When Winnipeg CFS came to the hospital to take the baby, uncle captured on his video the family telling them that Island Lake CFS were on their way. The police said they would not wait.

Uncle says their anger is with the system and that they have prayed for the social workers and the police who were involved in the apprehension.

Manitoba Keewatinowi Okimakanak Grand Chief Garrison Settee added his voice to the call to change a system he called “harsh, callous.”

“No mother should have to go through what she went through, (no mother) of any ethnic background whatsoever. But this video has opened up dialogue in this discourse that needs to happen. The system that we are subject to is not a system that is for our people,” he said.

Settee promised that transformation is on the way.

“We should never allow this thing to happen again to any First Nation woman. The time for change is now. The time to overhaul the system is now. Today as First Nation people we want to take back our jurisdiction. We want to take back our laws. We want to take back our children, we want to take back our babies because they belong to us,” he said.

Customary care approach changes made to the province’s Child and Family Services Act last spring have meant nothing, said Morgan, and serve only as “window dressing” as CFS are not implementing those changes.

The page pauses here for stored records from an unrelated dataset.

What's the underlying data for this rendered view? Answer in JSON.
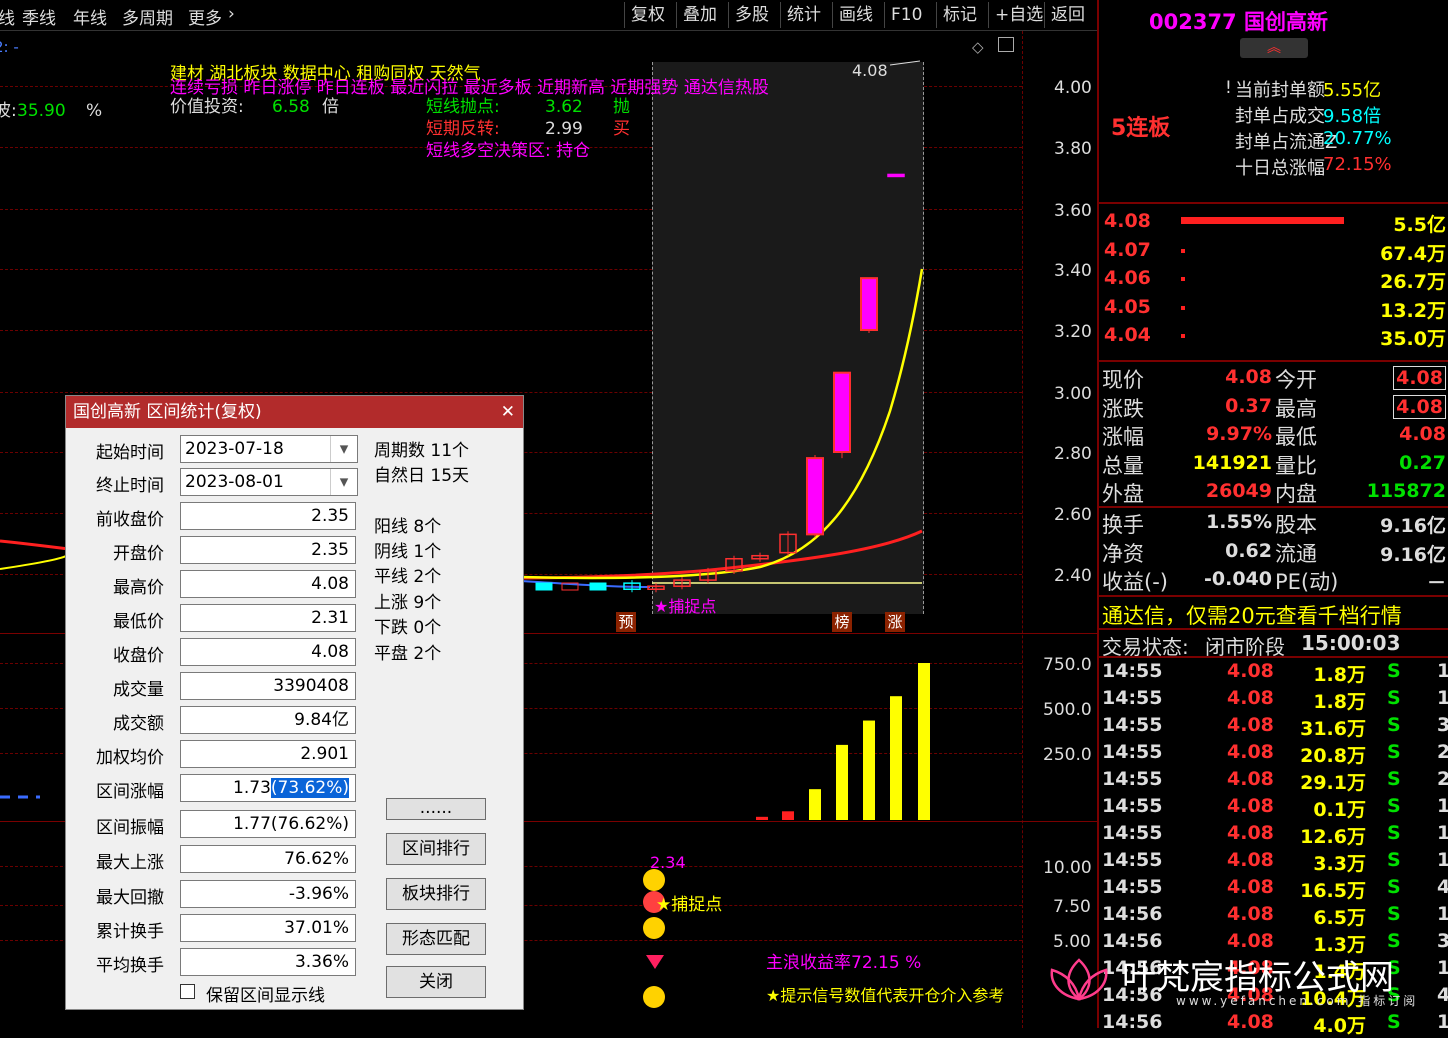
{
  "toolbar": {
    "left_items": [
      "线",
      "季线",
      "年线",
      "多周期",
      "更多"
    ],
    "more_arrow": "›",
    "right_buttons": [
      "复权",
      "叠加",
      "多股",
      "统计",
      "画线",
      "F10",
      "标记",
      "+自选",
      "返回"
    ]
  },
  "chart_header": {
    "top_left": "2: -",
    "pct_label": "波:",
    "pct_value": "35.90",
    "pct_unit": "%",
    "tags": "建材       湖北板块  数据中心 租购同权 天然气",
    "concepts": "连续亏损 昨日涨停 昨日连板 最近闪拉 最近多板 近期新高 近期强势 通达信热股",
    "value_label": "价值投资:",
    "value_num": "6.58",
    "value_unit": "倍",
    "sig1_label": "短线抛点:",
    "sig1_value": "3.62",
    "sig1_action": "抛",
    "sig2_label": "短期反转:",
    "sig2_value": "2.99",
    "sig2_action": "买",
    "sig3": "短线多空决策区: 持仓",
    "max_label": "4.08",
    "catch_point": "★捕捉点",
    "tag_yu": "预",
    "tag_bang": "榜",
    "tag_zhang": "涨"
  },
  "axis": {
    "price": [
      "4.00",
      "3.80",
      "3.60",
      "3.40",
      "3.20",
      "3.00",
      "2.80",
      "2.60",
      "2.40"
    ],
    "volume": [
      "750.0",
      "500.0",
      "250.0"
    ],
    "indicator": [
      "10.00",
      "7.50",
      "5.00"
    ]
  },
  "chart_data": {
    "type": "candlestick",
    "candles": [
      {
        "o": 2.37,
        "c": 2.35,
        "h": 2.38,
        "l": 2.34
      },
      {
        "o": 2.35,
        "c": 2.36,
        "h": 2.37,
        "l": 2.34
      },
      {
        "o": 2.36,
        "c": 2.38,
        "h": 2.39,
        "l": 2.35
      },
      {
        "o": 2.38,
        "c": 2.41,
        "h": 2.42,
        "l": 2.37
      },
      {
        "o": 2.41,
        "c": 2.45,
        "h": 2.46,
        "l": 2.4
      },
      {
        "o": 2.45,
        "c": 2.46,
        "h": 2.47,
        "l": 2.44
      },
      {
        "o": 2.47,
        "c": 2.53,
        "h": 2.54,
        "l": 2.46
      },
      {
        "o": 2.53,
        "c": 2.78,
        "h": 2.79,
        "l": 2.52
      },
      {
        "o": 2.8,
        "c": 3.06,
        "h": 3.06,
        "l": 2.78
      },
      {
        "o": 3.2,
        "c": 3.37,
        "h": 3.37,
        "l": 3.19
      },
      {
        "o": 3.71,
        "c": 3.71,
        "h": 3.71,
        "l": 3.71
      }
    ],
    "volume": [
      15,
      20,
      30,
      40,
      55,
      80,
      180,
      380,
      490,
      600,
      750
    ],
    "volume_colors": [
      "red",
      "red",
      "red",
      "red",
      "red",
      "red",
      "yellow",
      "yellow",
      "yellow",
      "yellow",
      "yellow"
    ]
  },
  "indicator": {
    "peak_value": "2.34",
    "catch_point": "★捕捉点",
    "wave_label": "主浪收益率72.15 %",
    "tip": "★提示信号数值代表开仓介入参考"
  },
  "dialog": {
    "title": "国创高新 区间统计(复权)",
    "close": "✕",
    "rows": [
      {
        "label": "起始时间",
        "value": "2023-07-18"
      },
      {
        "label": "终止时间",
        "value": "2023-08-01"
      },
      {
        "label": "前收盘价",
        "value": "2.35"
      },
      {
        "label": "开盘价",
        "value": "2.35"
      },
      {
        "label": "最高价",
        "value": "4.08"
      },
      {
        "label": "最低价",
        "value": "2.31"
      },
      {
        "label": "收盘价",
        "value": "4.08"
      },
      {
        "label": "成交量",
        "value": "3390408"
      },
      {
        "label": "成交额",
        "value": "9.84亿"
      },
      {
        "label": "加权均价",
        "value": "2.901"
      },
      {
        "label": "区间涨幅",
        "value": "1.73",
        "highlight": "(73.62%)"
      },
      {
        "label": "区间振幅",
        "value": "1.77(76.62%)"
      },
      {
        "label": "最大上涨",
        "value": "76.62%"
      },
      {
        "label": "最大回撤",
        "value": "-3.96%"
      },
      {
        "label": "累计换手",
        "value": "37.01%"
      },
      {
        "label": "平均换手",
        "value": "3.36%"
      }
    ],
    "stats": [
      "周期数 11个",
      "自然日 15天",
      "阳线 8个",
      "阴线 1个",
      "平线 2个",
      "上涨 9个",
      "下跌 0个",
      "平盘 2个"
    ],
    "buttons": [
      "......",
      "区间排行",
      "板块排行",
      "形态匹配",
      "关闭"
    ],
    "checkbox_label": "保留区间显示线"
  },
  "right_panel": {
    "code_name": "002377 国创高新",
    "streak": "5连板",
    "seal_info": [
      {
        "label": "当前封单额",
        "value": "5.55亿"
      },
      {
        "label": "封单占成交",
        "value": "9.58倍"
      },
      {
        "label": "封单占流通Z",
        "value": "20.77%"
      },
      {
        "label": "十日总涨幅",
        "value": "72.15%"
      }
    ],
    "order_book": [
      {
        "price": "4.08",
        "vol": "5.5亿"
      },
      {
        "price": "4.07",
        "vol": "67.4万"
      },
      {
        "price": "4.06",
        "vol": "26.7万"
      },
      {
        "price": "4.05",
        "vol": "13.2万"
      },
      {
        "price": "4.04",
        "vol": "35.0万"
      }
    ],
    "quote": [
      {
        "l1": "现价",
        "v1": "4.08",
        "l2": "今开",
        "v2": "4.08"
      },
      {
        "l1": "涨跌",
        "v1": "0.37",
        "l2": "最高",
        "v2": "4.08"
      },
      {
        "l1": "涨幅",
        "v1": "9.97%",
        "l2": "最低",
        "v2": "4.08"
      },
      {
        "l1": "总量",
        "v1": "141921",
        "l2": "量比",
        "v2": "0.27"
      },
      {
        "l1": "外盘",
        "v1": "26049",
        "l2": "内盘",
        "v2": "115872"
      }
    ],
    "fund": [
      {
        "l1": "换手",
        "v1": "1.55%",
        "l2": "股本",
        "v2": "9.16亿"
      },
      {
        "l1": "净资",
        "v1": "0.62",
        "l2": "流通",
        "v2": "9.16亿"
      },
      {
        "l1": "收益(-)",
        "v1": "-0.040",
        "l2": "PE(动)",
        "v2": "－"
      }
    ],
    "ad": "通达信，仅需20元查看千档行情",
    "trade_status_label": "交易状态:",
    "trade_status": "闭市阶段",
    "trade_time": "15:00:03",
    "ticks": [
      {
        "t": "14:55",
        "p": "4.08",
        "v": "1.8万",
        "s": "S",
        "n": "1"
      },
      {
        "t": "14:55",
        "p": "4.08",
        "v": "1.8万",
        "s": "S",
        "n": "1"
      },
      {
        "t": "14:55",
        "p": "4.08",
        "v": "31.6万",
        "s": "S",
        "n": "3"
      },
      {
        "t": "14:55",
        "p": "4.08",
        "v": "20.8万",
        "s": "S",
        "n": "2"
      },
      {
        "t": "14:55",
        "p": "4.08",
        "v": "29.1万",
        "s": "S",
        "n": "2"
      },
      {
        "t": "14:55",
        "p": "4.08",
        "v": "0.1万",
        "s": "S",
        "n": "1"
      },
      {
        "t": "14:55",
        "p": "4.08",
        "v": "12.6万",
        "s": "S",
        "n": "1"
      },
      {
        "t": "14:55",
        "p": "4.08",
        "v": "3.3万",
        "s": "S",
        "n": "1"
      },
      {
        "t": "14:55",
        "p": "4.08",
        "v": "16.5万",
        "s": "S",
        "n": "4"
      },
      {
        "t": "14:56",
        "p": "4.08",
        "v": "6.5万",
        "s": "S",
        "n": "1"
      },
      {
        "t": "14:56",
        "p": "4.08",
        "v": "1.3万",
        "s": "S",
        "n": "3"
      },
      {
        "t": "14:56",
        "p": "4.08",
        "v": "1.4万",
        "s": "S",
        "n": "1"
      },
      {
        "t": "14:56",
        "p": "4.08",
        "v": "10.4万",
        "s": "S",
        "n": "4"
      },
      {
        "t": "14:56",
        "p": "4.08",
        "v": "4.0万",
        "s": "S",
        "n": "1"
      }
    ]
  },
  "watermark": {
    "title": "叶梵宸指标公式网",
    "url": "www.yefanchen.com  指标订阅"
  }
}
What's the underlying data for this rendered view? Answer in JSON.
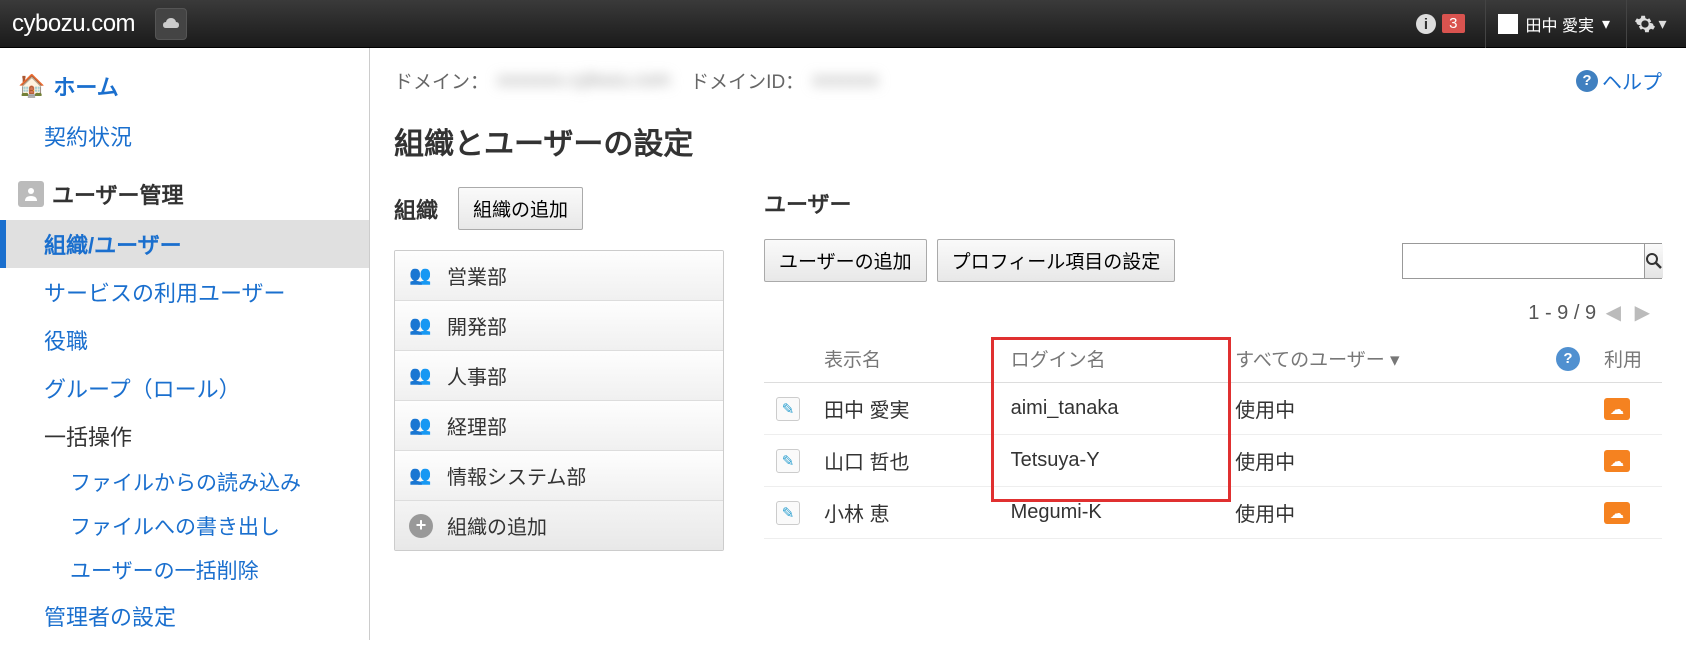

Debbie Besant, CEO with Manitoba’s General Child and Family Services Authority, said in a statement released this afternoon, “I have personally reviewed this file in detail and met with the agency staff involved, including the director of the agency. I am confident in the decisions made. We will continue to work with this family, and engage with any collateral or partner agencies the family wishes to involve.”

She further said that “apprehending a child is a very difficult decision, and is done only as a last resort and when required to ensure children are kept safe.” 

The federal government is presently working on new child welfare legislation aimed at giving First Nation, Metis and Inuit more control over the care of their children.